Chroniques

LOURIM Louvain-La-Neuve, Mons

Laurent Taskin 
Professeur, Université catholique de Louvain, Louvain School of
Management et Institut des Sciences du Travail
laurent.taskin@uclouvain.be 
Florence Stinglhamber 
Professeur, Université catholique de Louvain, Faculté de
psychologie et Institut de recherche en sciences psychologiques
Florence.stinglhamber@uclouvain.be

 

  • Souvent évoqué en sciences humaines et sociales pour sa pertinence sociale, le sentiment de déshumanisation éprouvé par les travailleurs n’a pourtant fait l’objet que de peu d’études scientifiques jusqu’ici.
  • Certaines nouvelles formes d’organisation du travail promouvant pourtant responsabilisation et autonomie pourraient engendrer un sentiment de déshumanisation chez les travailleurs. 

Les sciences politiques et sociales ont longtemps considéré que le travail moderne pouvait avoir un effet déshumanisant pour les personnes (de Marx à Weber, en passant par Braverman). Dans la même veine, les récentes critiques de la globalisation (à savoir, la financiarisation de l'économie) tenues en gestion et en économie ont souligné l'occultation de la condition humaine des travailleurs, notamment en conséquence d’une gouvernance financière de l’entreprise et d’un management purement quantitatif (la « gestion par les chiffres »). Au cœur de ces dénonciations, point de départ d’autres critiques plus construites, on trouve aussi ce rejet d’un langage managérial « froid » car trop économique et désincarné qui appelle une alternative plus « chaude », réhabilitant affects et sentiments, dans une société où les plus jeunes générations survalorisent justement les valeurs post-matérialistes ou symboliques associées au travail : le sens du travail, bien évidemment, mais la reconnaissance de notre condition d’être humain avant toute chose (on ne gère pas les personnes comme on gère les stocks, pardi !).

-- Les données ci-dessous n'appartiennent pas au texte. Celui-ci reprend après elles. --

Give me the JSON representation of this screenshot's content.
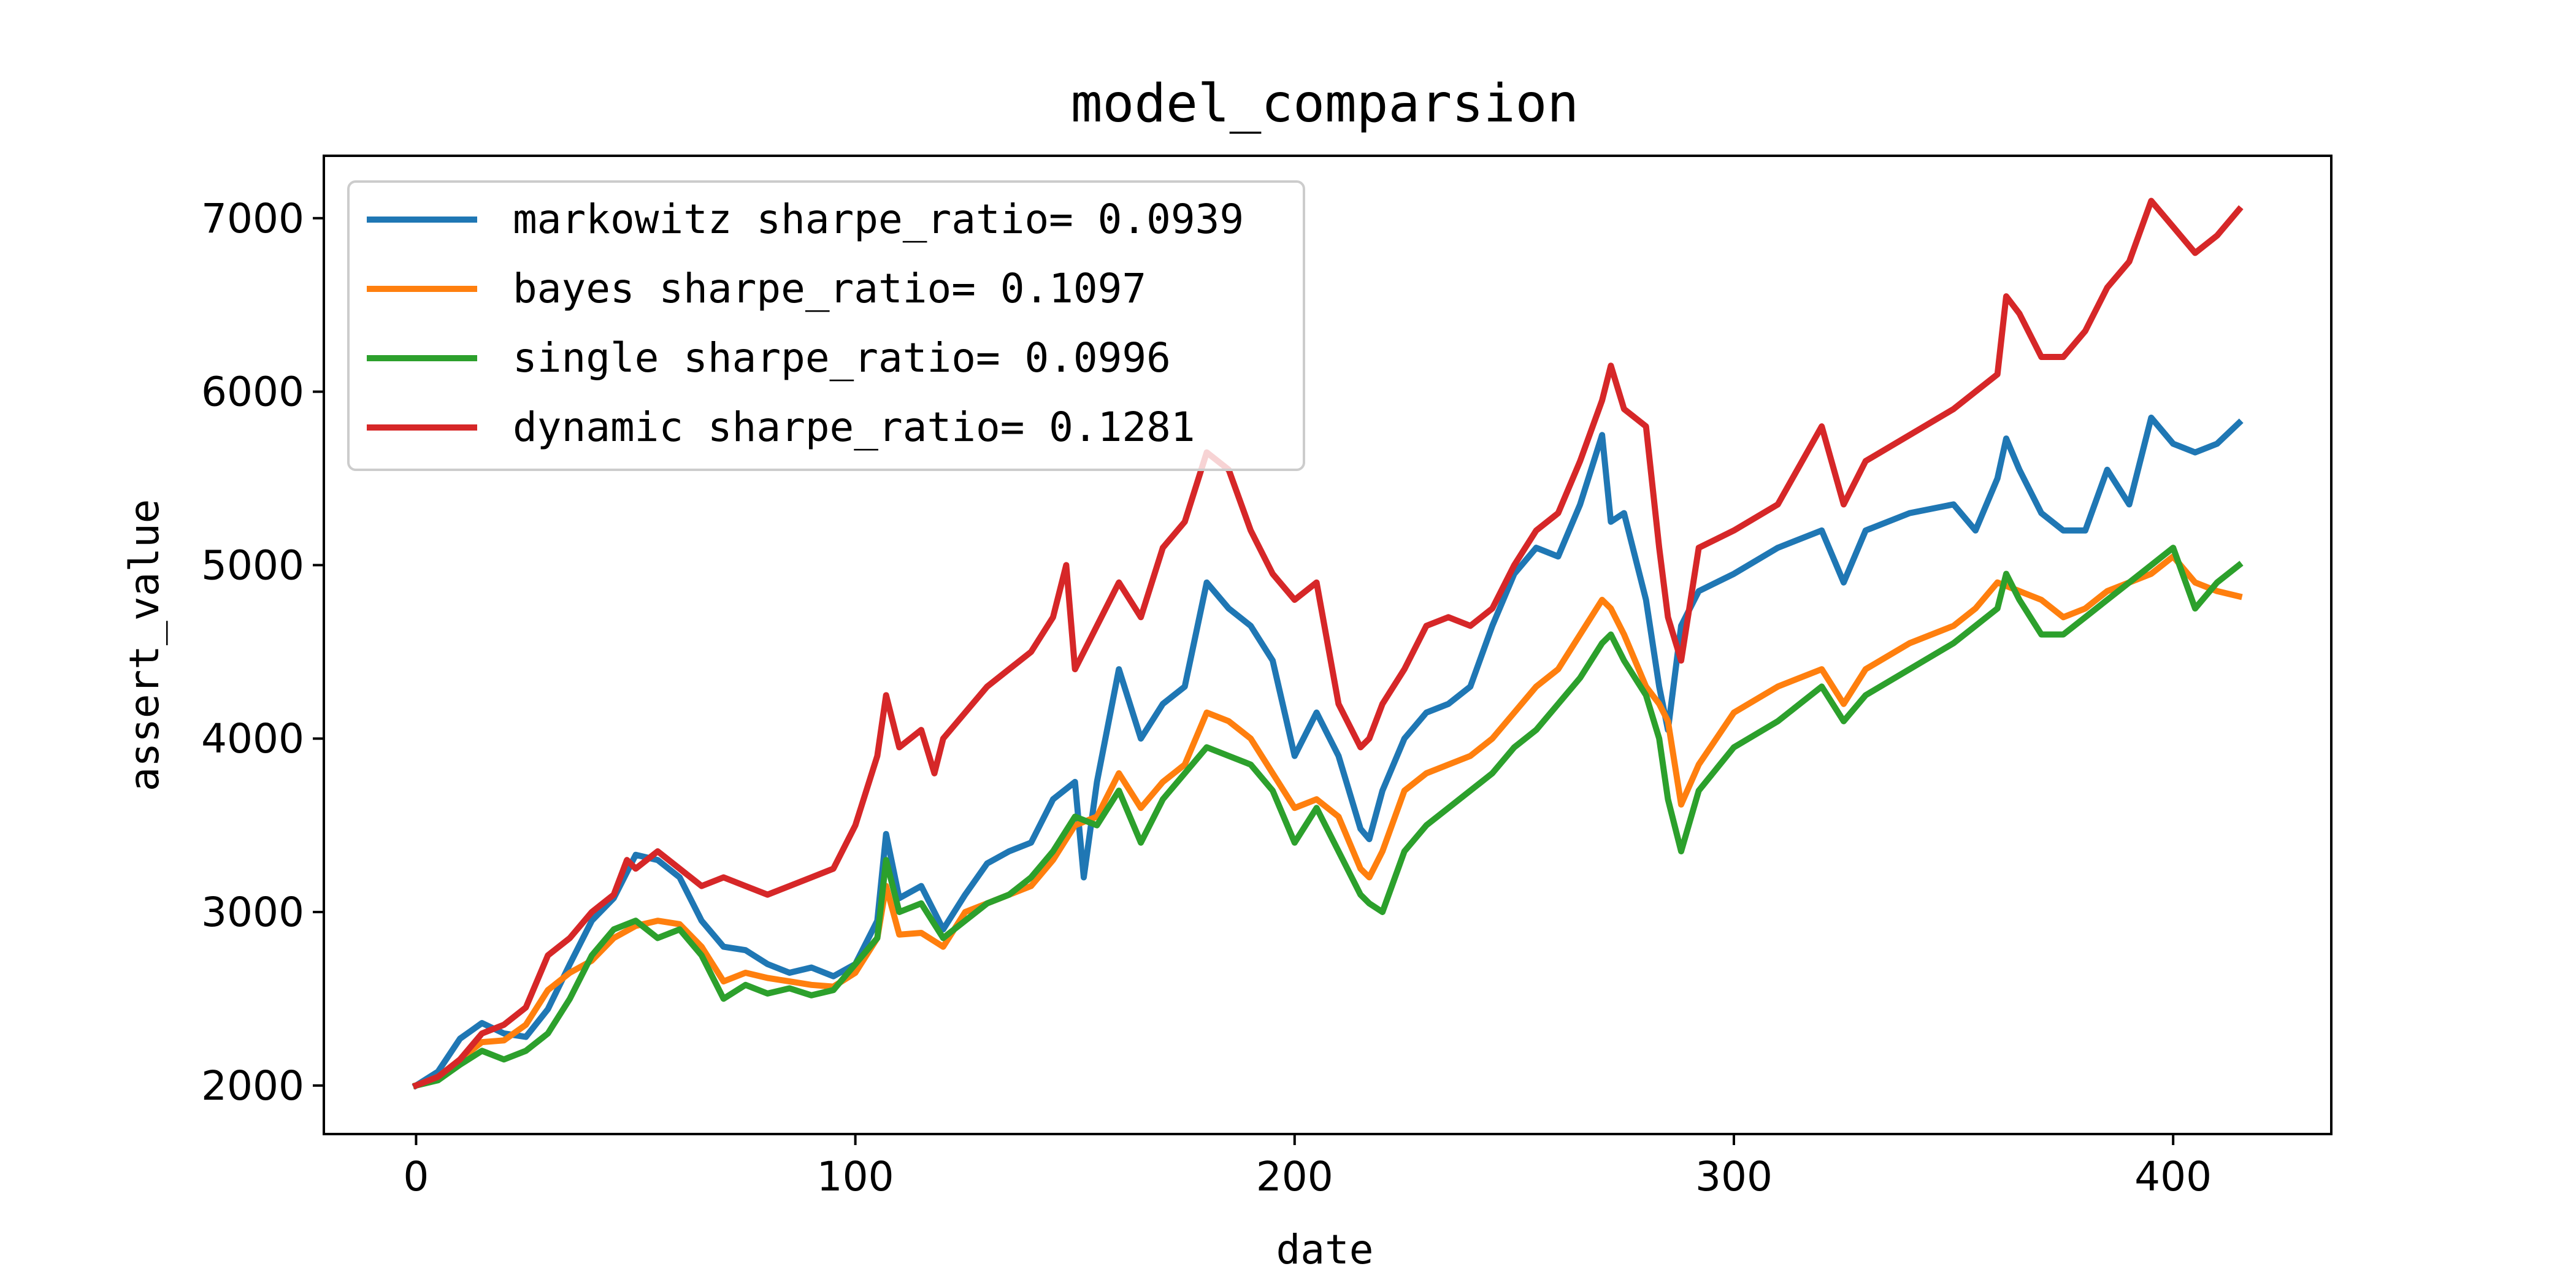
{
  "chart_data": {
    "type": "line",
    "title": "model_comparsion",
    "xlabel": "date",
    "ylabel": "assert_value",
    "xlim": [
      -21,
      436
    ],
    "ylim": [
      1720,
      7360
    ],
    "x_ticks": [
      0,
      100,
      200,
      300,
      400
    ],
    "y_ticks": [
      2000,
      3000,
      4000,
      5000,
      6000,
      7000
    ],
    "grid": false,
    "legend_position": "upper-left",
    "series": [
      {
        "name": "markowitz sharpe_ratio= 0.0939",
        "color": "#1f77b4",
        "x": [
          0,
          5,
          10,
          15,
          20,
          25,
          30,
          35,
          40,
          45,
          50,
          55,
          60,
          65,
          70,
          75,
          80,
          85,
          90,
          95,
          100,
          105,
          107,
          110,
          115,
          120,
          125,
          130,
          135,
          140,
          145,
          150,
          152,
          155,
          160,
          165,
          170,
          175,
          180,
          185,
          190,
          195,
          200,
          205,
          210,
          215,
          217,
          220,
          225,
          230,
          235,
          240,
          245,
          250,
          255,
          260,
          265,
          270,
          272,
          275,
          280,
          283,
          285,
          288,
          292,
          300,
          310,
          320,
          325,
          330,
          340,
          350,
          355,
          360,
          362,
          365,
          370,
          375,
          380,
          385,
          390,
          395,
          400,
          405,
          410,
          415
        ],
        "values": [
          2000,
          2080,
          2270,
          2360,
          2300,
          2280,
          2440,
          2700,
          2950,
          3080,
          3330,
          3300,
          3200,
          2950,
          2800,
          2780,
          2700,
          2650,
          2680,
          2630,
          2700,
          2950,
          3450,
          3080,
          3150,
          2900,
          3100,
          3280,
          3350,
          3400,
          3650,
          3750,
          3200,
          3750,
          4400,
          4000,
          4200,
          4300,
          4900,
          4750,
          4650,
          4450,
          3900,
          4150,
          3900,
          3480,
          3420,
          3700,
          4000,
          4150,
          4200,
          4300,
          4650,
          4950,
          5100,
          5050,
          5350,
          5750,
          5250,
          5300,
          4800,
          4300,
          4050,
          4650,
          4850,
          4950,
          5100,
          5200,
          4900,
          5200,
          5300,
          5350,
          5200,
          5500,
          5730,
          5550,
          5300,
          5200,
          5200,
          5550,
          5350,
          5850,
          5700,
          5650,
          5700,
          5820
        ]
      },
      {
        "name": "bayes sharpe_ratio= 0.1097",
        "color": "#ff7f0e",
        "x": [
          0,
          5,
          10,
          15,
          20,
          25,
          30,
          35,
          40,
          45,
          50,
          55,
          60,
          65,
          70,
          75,
          80,
          85,
          90,
          95,
          100,
          105,
          107,
          110,
          115,
          120,
          125,
          130,
          135,
          140,
          145,
          150,
          155,
          160,
          165,
          170,
          175,
          180,
          185,
          190,
          195,
          200,
          205,
          210,
          215,
          217,
          220,
          225,
          230,
          235,
          240,
          245,
          250,
          255,
          260,
          265,
          270,
          272,
          275,
          280,
          283,
          285,
          288,
          292,
          300,
          310,
          320,
          325,
          330,
          340,
          350,
          355,
          360,
          362,
          365,
          370,
          375,
          380,
          385,
          390,
          395,
          400,
          405,
          410,
          415
        ],
        "values": [
          2000,
          2050,
          2150,
          2250,
          2260,
          2350,
          2550,
          2650,
          2720,
          2850,
          2920,
          2950,
          2930,
          2800,
          2600,
          2650,
          2620,
          2600,
          2580,
          2570,
          2650,
          2850,
          3150,
          2870,
          2880,
          2800,
          3000,
          3050,
          3100,
          3150,
          3300,
          3500,
          3550,
          3800,
          3600,
          3750,
          3850,
          4150,
          4100,
          4000,
          3800,
          3600,
          3650,
          3550,
          3250,
          3200,
          3350,
          3700,
          3800,
          3850,
          3900,
          4000,
          4150,
          4300,
          4400,
          4600,
          4800,
          4750,
          4600,
          4300,
          4200,
          4100,
          3620,
          3850,
          4150,
          4300,
          4400,
          4200,
          4400,
          4550,
          4650,
          4750,
          4900,
          4880,
          4850,
          4800,
          4700,
          4750,
          4850,
          4900,
          4950,
          5050,
          4900,
          4850,
          4820
        ]
      },
      {
        "name": "single sharpe_ratio= 0.0996",
        "color": "#2ca02c",
        "x": [
          0,
          5,
          10,
          15,
          20,
          25,
          30,
          35,
          40,
          45,
          50,
          55,
          60,
          65,
          70,
          75,
          80,
          85,
          90,
          95,
          100,
          105,
          107,
          110,
          115,
          120,
          125,
          130,
          135,
          140,
          145,
          150,
          155,
          160,
          165,
          170,
          175,
          180,
          185,
          190,
          195,
          200,
          205,
          210,
          215,
          217,
          220,
          225,
          230,
          235,
          240,
          245,
          250,
          255,
          260,
          265,
          270,
          272,
          275,
          280,
          283,
          285,
          288,
          292,
          300,
          310,
          320,
          325,
          330,
          340,
          350,
          355,
          360,
          362,
          365,
          370,
          375,
          380,
          385,
          390,
          395,
          400,
          405,
          410,
          415
        ],
        "values": [
          2000,
          2030,
          2120,
          2200,
          2150,
          2200,
          2300,
          2500,
          2750,
          2900,
          2950,
          2850,
          2900,
          2750,
          2500,
          2580,
          2530,
          2560,
          2520,
          2550,
          2700,
          2850,
          3300,
          3000,
          3050,
          2850,
          2950,
          3050,
          3100,
          3200,
          3350,
          3550,
          3500,
          3700,
          3400,
          3650,
          3800,
          3950,
          3900,
          3850,
          3700,
          3400,
          3600,
          3350,
          3100,
          3050,
          3000,
          3350,
          3500,
          3600,
          3700,
          3800,
          3950,
          4050,
          4200,
          4350,
          4550,
          4600,
          4450,
          4250,
          4000,
          3650,
          3350,
          3700,
          3950,
          4100,
          4300,
          4100,
          4250,
          4400,
          4550,
          4650,
          4750,
          4950,
          4800,
          4600,
          4600,
          4700,
          4800,
          4900,
          5000,
          5100,
          4750,
          4900,
          5000
        ]
      },
      {
        "name": "dynamic sharpe_ratio= 0.1281",
        "color": "#d62728",
        "x": [
          0,
          5,
          10,
          15,
          20,
          25,
          30,
          35,
          40,
          45,
          48,
          50,
          55,
          60,
          65,
          70,
          75,
          80,
          85,
          90,
          95,
          100,
          105,
          107,
          110,
          115,
          118,
          120,
          125,
          130,
          135,
          140,
          145,
          148,
          150,
          155,
          160,
          165,
          170,
          175,
          180,
          185,
          190,
          195,
          200,
          205,
          210,
          215,
          217,
          220,
          225,
          230,
          235,
          240,
          245,
          250,
          255,
          260,
          265,
          270,
          272,
          275,
          280,
          283,
          285,
          288,
          292,
          300,
          310,
          320,
          325,
          330,
          340,
          350,
          355,
          360,
          362,
          365,
          370,
          375,
          380,
          385,
          390,
          395,
          400,
          405,
          410,
          415
        ],
        "values": [
          2000,
          2050,
          2150,
          2300,
          2350,
          2450,
          2750,
          2850,
          3000,
          3100,
          3300,
          3250,
          3350,
          3250,
          3150,
          3200,
          3150,
          3100,
          3150,
          3200,
          3250,
          3500,
          3900,
          4250,
          3950,
          4050,
          3800,
          4000,
          4150,
          4300,
          4400,
          4500,
          4700,
          5000,
          4400,
          4650,
          4900,
          4700,
          5100,
          5250,
          5650,
          5550,
          5200,
          4950,
          4800,
          4900,
          4200,
          3950,
          4000,
          4200,
          4400,
          4650,
          4700,
          4650,
          4750,
          5000,
          5200,
          5300,
          5600,
          5950,
          6150,
          5900,
          5800,
          5100,
          4700,
          4450,
          5100,
          5200,
          5350,
          5800,
          5350,
          5600,
          5750,
          5900,
          6000,
          6100,
          6550,
          6450,
          6200,
          6200,
          6350,
          6600,
          6750,
          7100,
          6950,
          6800,
          6900,
          7050
        ]
      }
    ]
  },
  "colors": {
    "markowitz": "#1f77b4",
    "bayes": "#ff7f0e",
    "single": "#2ca02c",
    "dynamic": "#d62728",
    "axes": "#000000",
    "legend_border": "#cccccc"
  }
}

Anthropologues, philosophes, économistes, sociologues et psychologues nous le rappellent régulièrement : l’être humain est profondément social. Son humanité tiendrait de son élan à s’inscrire dans des relations sociales, de sa capacité à offrir et à attendre de la reconnaissance. Jérémy Rifkin présente une synthèse de travaux d’horizons disciplinaires différents pointant tous vers le caractère profondément empathique de la personne humaine : nous partageons les heurts et malheurs de nos semblables, nous cherchons à vivre harmonieusement en communauté (y compris au travail).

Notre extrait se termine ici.